From the above logs, we can see that the container starts correctly, prints the statements and runs until the wmf_airflow_common import.
So, it seems that it cannot find the wmf_common files. Do I miss something?
I tried to build the image locally run it interactively but I cannot see the wmf code. Do I need to pip install it or something?

I tried to avoid importing the s3_client using from wmf_airflow_common.clients.s3 import get_s3_client and implement the logic directly in the container like this.

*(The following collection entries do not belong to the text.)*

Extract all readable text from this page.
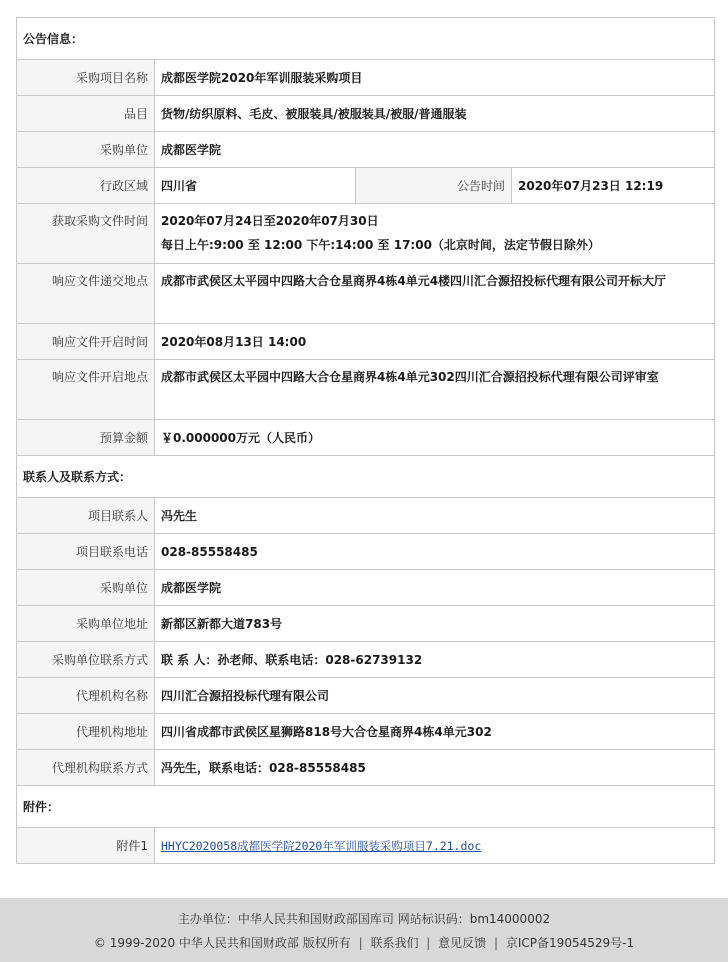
公告信息：			
采购项目名称	成都医学院2020年军训服装采购项目		
品目	货物/纺织原料、毛皮、被服装具/被服装具/被服/普通服装		
采购单位	成都医学院		
行政区域	四川省	公告时间	2020年07月23日 12:19
获取采购文件时间	2020年07月24日至2020年07月30日
每日上午:9:00 至 12:00 下午:14:00 至 17:00（北京时间，法定节假日除外）		

响应文件递交地点	成都市武侯区太平园中四路大合仓星商界4栋4单元4楼四川汇合源招投标代理有限公司开标大厅		
响应文件开启时间	2020年08月13日 14:00		
响应文件开启地点	成都市武侯区太平园中四路大合仓星商界4栋4单元302四川汇合源招投标代理有限公司评审室		
预算金额	￥0.000000万元（人民币）		
联系人及联系方式：			
项目联系人	冯先生		
项目联系电话	028-85558485		
采购单位	成都医学院		
采购单位地址	新都区新都大道783号		
采购单位联系方式	联 系 人：孙老师、联系电话：028-62739132		
代理机构名称	四川汇合源招投标代理有限公司		
代理机构地址	四川省成都市武侯区星狮路818号大合仓星商界4栋4单元302		
代理机构联系方式	冯先生，联系电话：028-85558485		
附件：			
附件1	HHYC2020058成都医学院2020年军训服装采购项目7.21.doc		
主办单位：中华人民共和国财政部国库司 网站标识码：bm14000002
© 1999-2020 中华人民共和国财政部 版权所有 | 联系我们 | 意见反馈 | 京ICP备19054529号-1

Now I am getting this error:

[2025-10-22, 11:56:44 UTC] {pod_manager.py:536} INFO - [base] Unable to load the config, contains a configuration error.
[2025-10-22, 11:56:44 UTC] {pod_manager.py:536} INFO - [base] Traceback (most recent call last):
[2025-10-22, 11:56:44 UTC] {pod_manager.py:536} INFO - [base]   File "/usr/lib/python3.11/pathlib.py", line 1117, in mkdir
[2025-10-22, 11:56:44 UTC] {pod_manager.py:536} INFO - [base]     os.mkdir(self, mode)

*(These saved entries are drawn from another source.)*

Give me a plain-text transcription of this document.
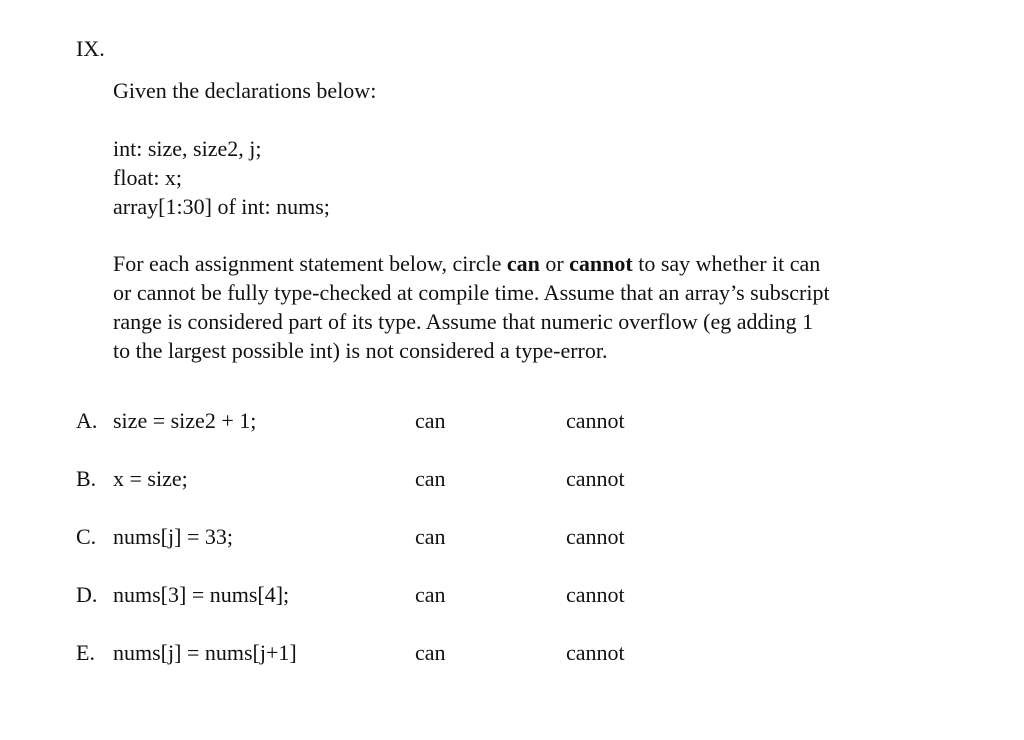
IX.
Given the declarations below:
int: size, size2, j;
float: x;
array[1:30] of int: nums;
For each assignment statement below, circle can or cannot to say whether it can
or cannot be fully type-checked at compile time. Assume that an array’s subscript
range is considered part of its type. Assume that numeric overflow (eg adding 1
to the largest possible int) is not considered a type-error.
A. size = size2 + 1;	can	cannot
B. x = size;	can	cannot
C. nums[j] = 33;	can	cannot
D. nums[3] = nums[4];	can	cannot
E. nums[j] = nums[j+1]	can	cannot
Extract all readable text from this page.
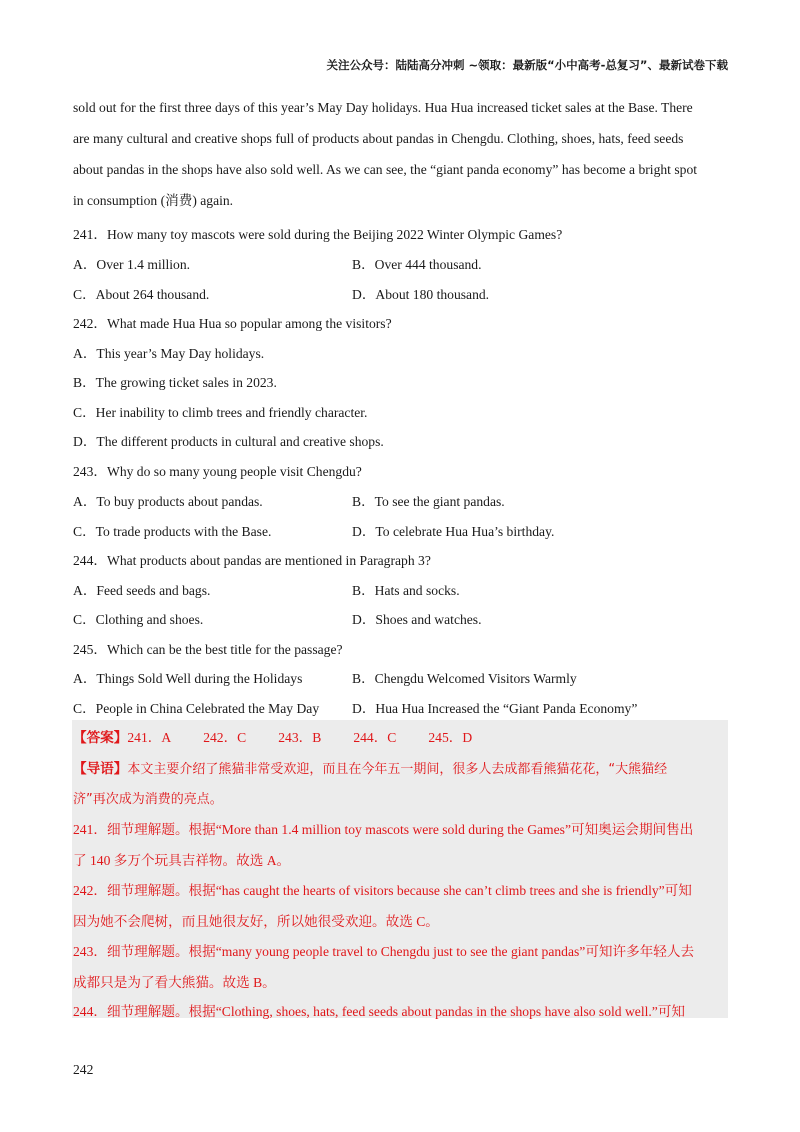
关注公众号：陆陆高分冲刺 ~领取：最新版“小中高考-总复习”、最新试卷下载
sold out for the first three days of this year’s May Day holidays. Hua Hua increased ticket sales at the Base. There
are many cultural and creative shops full of products about pandas in Chengdu. Clothing, shoes, hats, feed seeds
about pandas in the shops have also sold well. As we can see, the “giant panda economy” has become a bright spot
in consumption (消费) again.
241．How many toy mascots were sold during the Beijing 2022 Winter Olympic Games?
A．Over 1.4 million.	B．Over 444 thousand.
C．About 264 thousand.	D．About 180 thousand.
242．What made Hua Hua so popular among the visitors?
A．This year’s May Day holidays.
B．The growing ticket sales in 2023.
C．Her inability to climb trees and friendly character.
D．The different products in cultural and creative shops.
243．Why do so many young people visit Chengdu?
A．To buy products about pandas.	B．To see the giant pandas.
C．To trade products with the Base.	D．To celebrate Hua Hua’s birthday.
244．What products about pandas are mentioned in Paragraph 3?
A．Feed seeds and bags.	B．Hats and socks.
C．Clothing and shoes.	D．Shoes and watches.
245．Which can be the best title for the passage?
A．Things Sold Well during the Holidays	B．Chengdu Welcomed Visitors Warmly
C．People in China Celebrated the May Day D．Hua Hua Increased the “Giant Panda Economy”
【答案】241．A 242．C 243．B 244．C 245．D
【导语】本文主要介绍了熊猫非常受欢迎，而且在今年五一期间，很多人去成都看熊猫花花，“大熊猫经
济”再次成为消费的亮点。
241．细节理解题。根据“More than 1.4 million toy mascots were sold during the Games”可知奥运会期间售出
了 140 多万个玩具吉祥物。故选 A。
242．细节理解题。根据“has caught the hearts of visitors because she can’t climb trees and she is friendly”可知
因为她不会爬树，而且她很友好，所以她很受欢迎。故选 C。
243．细节理解题。根据“many young people travel to Chengdu just to see the giant pandas”可知许多年轻人去
成都只是为了看大熊猫。故选 B。
244．细节理解题。根据“Clothing, shoes, hats, feed seeds about pandas in the shops have also sold well.”可知
242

[2025-10-22, 11:56:44 UTC] {pod_manager.py:536} INFO - [base] FileNotFoundError: [Errno 2] No such file or directory: '/opt/airflow/logs/scheduler/2025-10-22'
[2025-10-22, 11:56:44 UTC] {pod_manager.py:536} INFO - [base] During handling of the above exception, another exception occurred:

You can see the full logs in the following pase:

1tone-check-training-dag-upload-model-to-s3-iq5wn62q
2Log message source details
3[2025-10-22, 11:56:28 UTC] {local_task_job_runner.py:123}Pre task execution logs
4[2025-10-22, 11:56:28 UTC] {crypto.py:82} WARNING - empty cryptography key - values will not be stored encrypted.

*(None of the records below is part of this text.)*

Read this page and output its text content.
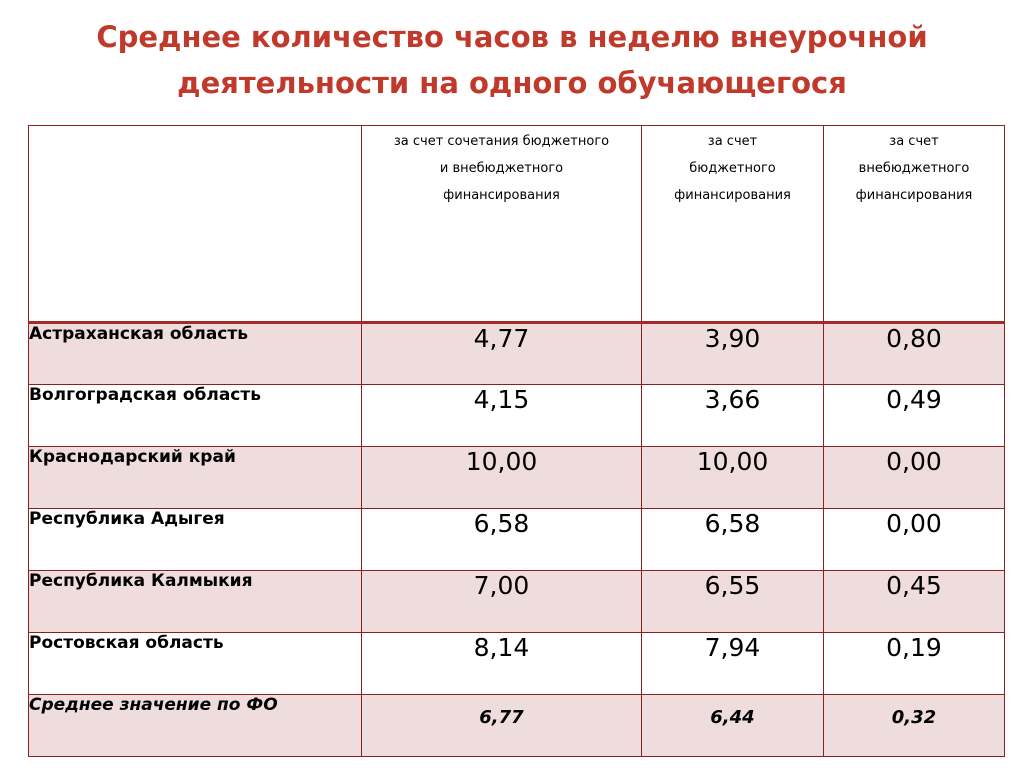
Среднее количество часов в неделю внеурочной
деятельности на одного обучающегося
	за счет сочетания бюджетного
и внебюджетного
финансирования	за счет
бюджетного
финансирования	за счет
внебюджетного
финансирования
Астраханская область	4,77	3,90	0,80
Волгоградская область	4,15	3,66	0,49
Краснодарский край	10,00	10,00	0,00
Республика Адыгея	6,58	6,58	0,00
Республика Калмыкия	7,00	6,55	0,45
Ростовская область	8,14	7,94	0,19
Среднее значение по ФО	6,77	6,44	0,32
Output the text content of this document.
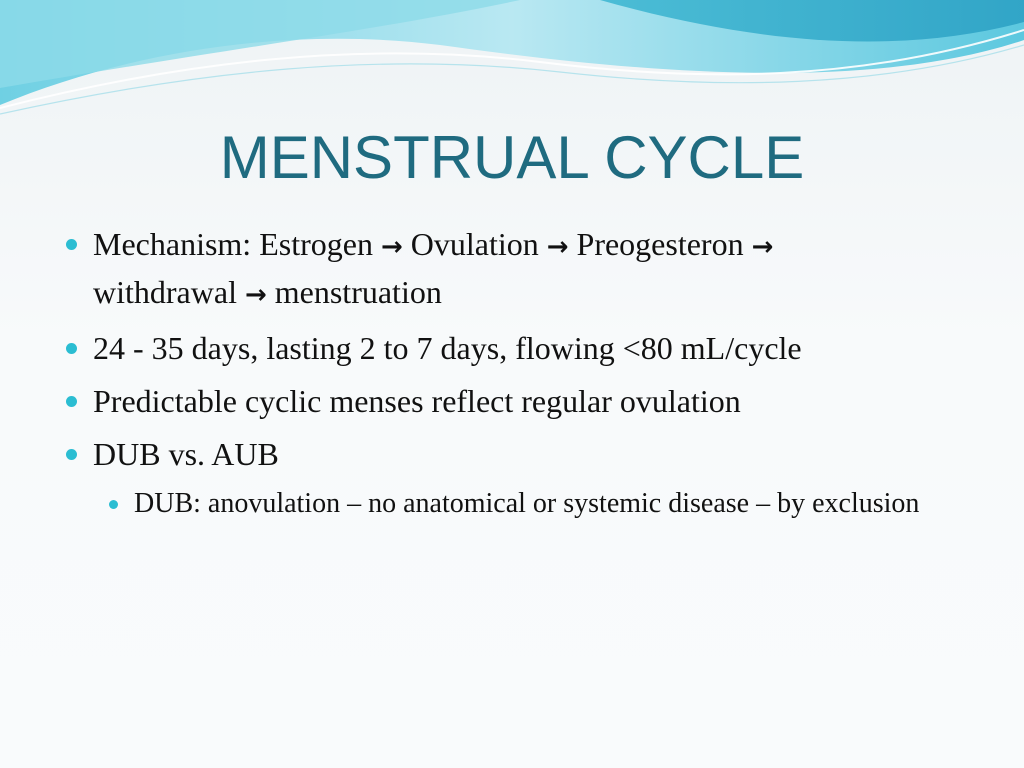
MENSTRUAL CYCLE
Mechanism: Estrogen → Ovulation → Preogesteron →
withdrawal → menstruation
24 - 35 days, lasting 2 to 7 days, flowing <80 mL/cycle
Predictable cyclic menses reflect regular ovulation
DUB vs. AUB
DUB: anovulation – no anatomical or systemic disease – by exclusion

5[2025-10-22, 11:56:28 UTC] {pod.py:1276} INFO - Building pod upload-model-to-s3-rwlvnf0 with labels: {'dag_id': 'tone_check_training_dag', 'task_id': 'upload_model_to_s3', 'run_id': 'manual__2025-10-22T115614.8011990000-a93871998', 'kubernetes_pod_operator': 'True', 'try_number': '1'}
6[2025-10-22, 11:56:29 UTC] {pod.py:573} INFO - Found matching pod upload-model-to-s3-rwlvnf0 with labels {'airflow_kpo_in_cluster': 'True', 'airflow_version': '2.10.5', 'app': 'airflow', 'component': 'task-pod', 'dag_id': 'tone_check_training_dag', 'kubernetes_pod_operator': 'True', 'release': 'dev-gkyziridis', 'routed_via': 'dev-gkyziridis', 'run_id': 'manual__2025-10-22T115614.8011990000-a93871998', 'task_id': 'upload_model_to_s3', 'try_number': '1'}
7[2025-10-22, 11:56:29 UTC] {pod.py:574} INFO - `try_number` of task_instance: 1
8[2025-10-22, 11:56:29 UTC] {pod.py:575} INFO - `try_number` of pod: 1
9[2025-10-22, 11:56:29 UTC] {pod_manager.py:390} INFO - The Pod has an Event: Successfully assigned airflow-dev/upload-model-to-s3-rwlvnf0 to dse-k8s-worker1012.eqiad.wmnet from None
10[2025-10-22, 11:56:29 UTC] {pod_manager.py:410}Waiting until 120s to get the POD scheduled...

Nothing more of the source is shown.